When I stumbled onto his site, I couldn’t believe the domain that he was using:

  • http://www.xn--8ws00zhy3a.com

as it seemed completely unmanageable for a normal person. At the time, it seemed so unmanageable for a normal person that I thought James must have been participating in some obscure SEO challenge; today I realise that isn’t the case at all.

The image shown above is displayed on James site beside his name. It turns out that those three glyphs some how translate into the obscure domain listed earlier as can be seen by the following screenshot from Google Search:

Non-English written characters or glyphs displayed within a Google Search result as the domain name

For those that are interested, Yahoo!, MSN and Live search all showed the English translation of the foreign language in the domain name and not the glyph based version - though were more than happy to display the glyphs within the title of the web site.

Does anyone know how a glyph is translated into the standard English alphabet and more so, what within the domain name delineates one glyph from the next?

Google Analytics Benchmarking

Sunday, April 20th, 2008

Google have announced a new feature for Google Analytics named Benchmarking.
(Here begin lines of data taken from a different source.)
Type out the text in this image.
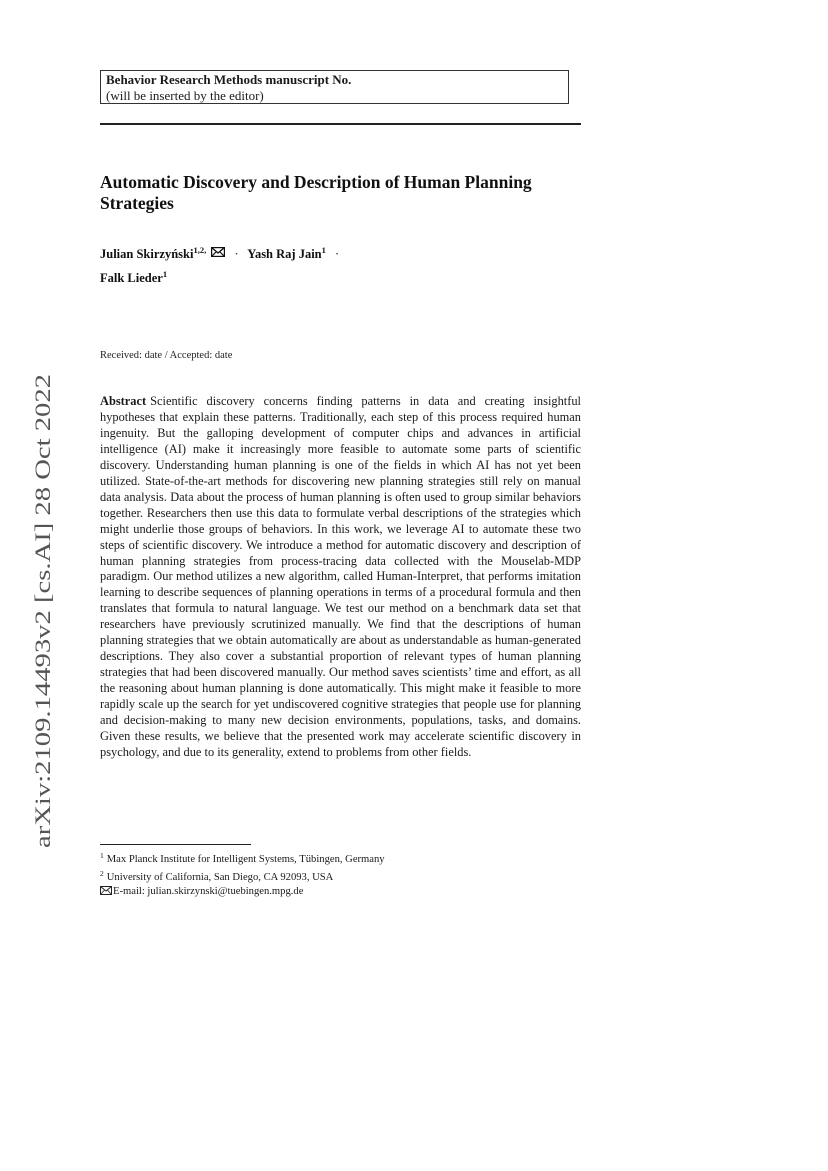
arXiv:2109.14493v2 [cs.AI] 28 Oct 2022
Behavior Research Methods manuscript No.
(will be inserted by the editor)
Automatic Discovery and Description of Human Planning Strategies
Julian Skirzyński$^{1,2,}$ · Yash Raj Jain$^1$ ·
Falk Lieder$^1$
Received: date / Accepted: date
Abstract Scientific discovery concerns finding patterns in data and creating insightful hypotheses that explain these patterns. Traditionally, each step of this process required human ingenuity. But the galloping development of computer chips and advances in artificial intelligence (AI) make it increasingly more feasible to automate some parts of scientific discovery. Understanding human planning is one of the fields in which AI has not yet been utilized. State-of-the-art methods for discovering new planning strategies still rely on manual data analysis. Data about the process of human planning is often used to group similar behaviors together. Researchers then use this data to formulate verbal descriptions of the strategies which might underlie those groups of behaviors. In this work, we leverage AI to automate these two steps of scientific discovery. We introduce a method for automatic discovery and description of human planning strategies from process-tracing data collected with the Mouselab-MDP paradigm. Our method utilizes a new algorithm, called Human-Interpret, that performs imitation learning to describe sequences of planning operations in terms of a procedural formula and then translates that formula to natural language. We test our method on a benchmark data set that researchers have previously scrutinized manually. We find that the descriptions of human planning strategies that we obtain automatically are about as understandable as human-generated descriptions. They also cover a substantial proportion of relevant types of human planning strategies that had been discovered manually. Our method saves scientists’ time and effort, as all the reasoning about human planning is done automatically. This might make it feasible to more rapidly scale up the search for yet undiscovered cognitive strategies that people use for planning and decision-making to many new decision environments, populations, tasks, and domains. Given these results, we believe that the presented work may accelerate scientific discovery in psychology, and due to its generality, extend to problems from other fields.
$^1$ Max Planck Institute for Intelligent Systems, Tübingen, Germany
$^2$ University of California, San Diego, CA 92093, USA
E-mail: julian.skirzynski@tuebingen.mpg.de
The Google Analytics Benchmarking service is still in its beta phase, however aims to allow analytics users to compare or benchmark their web sites against other web sites.

The benchmarking service from Google is opt-in, not default-in. If a user would like to view benchmarking data for their sites, they must first opt-in to allow Google to use their own web statistics. Of interest, opting in is on a per account basis - not per web profile. As such, if you have 50 web profiles set up within your account - opting in will share all of your web profiles data with Google.

After opting into the benchmarking service, Google proceed to anonomise the users web statistic information. What this means is that any identifiable information within the web statistics is removed and only aggregate information is held; as such it isn’t possible to spy on your competitor directly or visa versa.

At this early stage, the benchmarking data is fairly high level but provides you comparative metrics on:

  • Visits
  • Pageviews
  • Pages/visit
  • Average Time on Site
  • Bounce Rate
  • Percentage New Visits

The usefulness and ultimately the success of the benchmarking service is reliant on how many Google Analytics users opt-in to sharing their web statistics with Google. If the greater user base don’t feel inclined to share their web statistics with Google in this manner, then the comparative nature of what they are offering is hamstrung to some degree.